Be brave gosh darn it
Operating “safe” housing is a common benchmark for many housing organizations, but when we house people who have experienced generational trauma, the bar of what safe means is hard to nail down. It is common sense to have fire extinguishers, emergency instructions, and first aid kits on each residential floor. But do staff and neighbours know how to listen to someone who feels psychologically unsafe because when they see people praying in the common room, it reminds them of the residential schools that housed their grandparents and parents? At Co:here, we prefer the idea of co-creating brave housing. Brave housing looks like staying with people in an awkward conversation about how our actions impact them. It looks like listening hard to what others are saying and recognizing that we see them. And this takes time.
SCS is slowly growing to help train and skill team members and tenants to do some of this work because the long lasting impacts of colonialism are still being felt in our communities today. Safety plans and first aid kits are really important, as are locks on people’s doors. However, operating housing where people can feel safe to become known takes a long-game strategy. It consists of engaging in tiny, intentional actions of bravery and being present to people in their pain. It also demands housing operators to dig deep and have courage as we attempt to dismantle systems that have oppressed people: like paternalism, white body supremacy, individualism, and capitalism. These systems specifically have run rampant in Canadian housing strategies.
Operationally-speaking, bravery can look like putting resources towards training to equip people so they have skills needed for hard conversations. Or workshops on toxic masculinity, active listening, conflict resolution framework-developing. And hiring team members that have skill in these areas, not only people who have a ‘big heart’, determination, and shared values. We need brave team members with developing skills.
How do we help ourselves, staff and tenants become brave?
As a housing operator at Co:Here, I embody many roles: part community labourer and part community-doula (metaphorically speaking); part janitor and part overseer, part mediator and part coach. And if it’s a good day, I get to be a companion on the shared road of life in the present. Some of the parts allow me to have – require me to have – a sense of control, and that can be difficult. It is important for me to keep open to growing and learning so I can collaborate with others even when my title says I’m in charge.
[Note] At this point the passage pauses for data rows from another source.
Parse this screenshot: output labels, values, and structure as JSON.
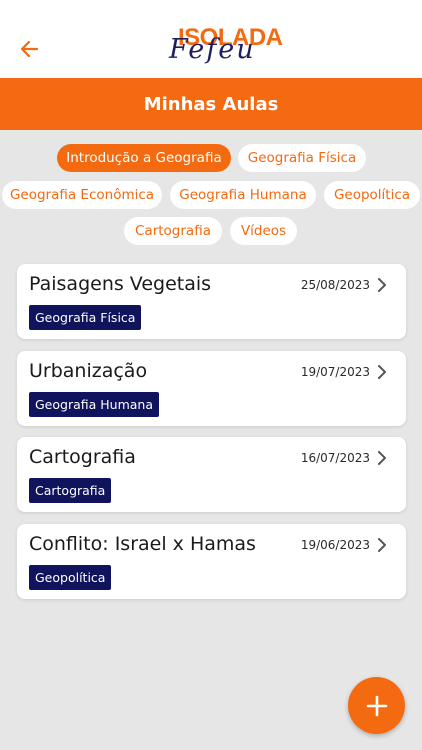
{
  "app": {
    "logo_top": "ISOLADA",
    "logo_script": "Fefeu"
  },
  "header": {
    "title": "Minhas Aulas"
  },
  "filters": [
    {
      "label": "Introdução a Geografia",
      "active": true
    },
    {
      "label": "Geografia Física",
      "active": false
    },
    {
      "label": "Geografia Econômica",
      "active": false
    },
    {
      "label": "Geografia Humana",
      "active": false
    },
    {
      "label": "Geopolítica",
      "active": false
    },
    {
      "label": "Cartografia",
      "active": false
    },
    {
      "label": "Vídeos",
      "active": false
    }
  ],
  "lessons": [
    {
      "title": "Paisagens Vegetais",
      "date": "25/08/2023",
      "tag": "Geografia Física"
    },
    {
      "title": "Urbanização",
      "date": "19/07/2023",
      "tag": "Geografia Humana"
    },
    {
      "title": "Cartografia",
      "date": "16/07/2023",
      "tag": "Cartografia"
    },
    {
      "title": "Conflito: Israel x Hamas",
      "date": "19/06/2023",
      "tag": "Geopolítica"
    }
  ],
  "icons": {
    "back": "arrow-left-icon",
    "chevron": "chevron-right-icon",
    "add": "plus-icon"
  },
  "colors": {
    "accent": "#f36a10",
    "tag_background": "#10145c",
    "page_background": "#e6e6e6"
  }
}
My observation is that when people talk about housing, it’s fairly two-dimensional: landlord and tenants… property and people… this department or that department… a new policy or a complaint form… us and them. It all sounds so simple. But it is SO far from simple.
Many have said that Covid has been the largest social experiment in history – testing our levels of trust and challenging the social fabric of how willing (or unwilling) we are to be there for each other in difficult times. I hope the last 17 months has helped me keep reaching for more social courage to stay curious and be brave. I wonder how other landlords and housing operators would characterize this time.
What are you reaching for? What have you learned or been surprised by?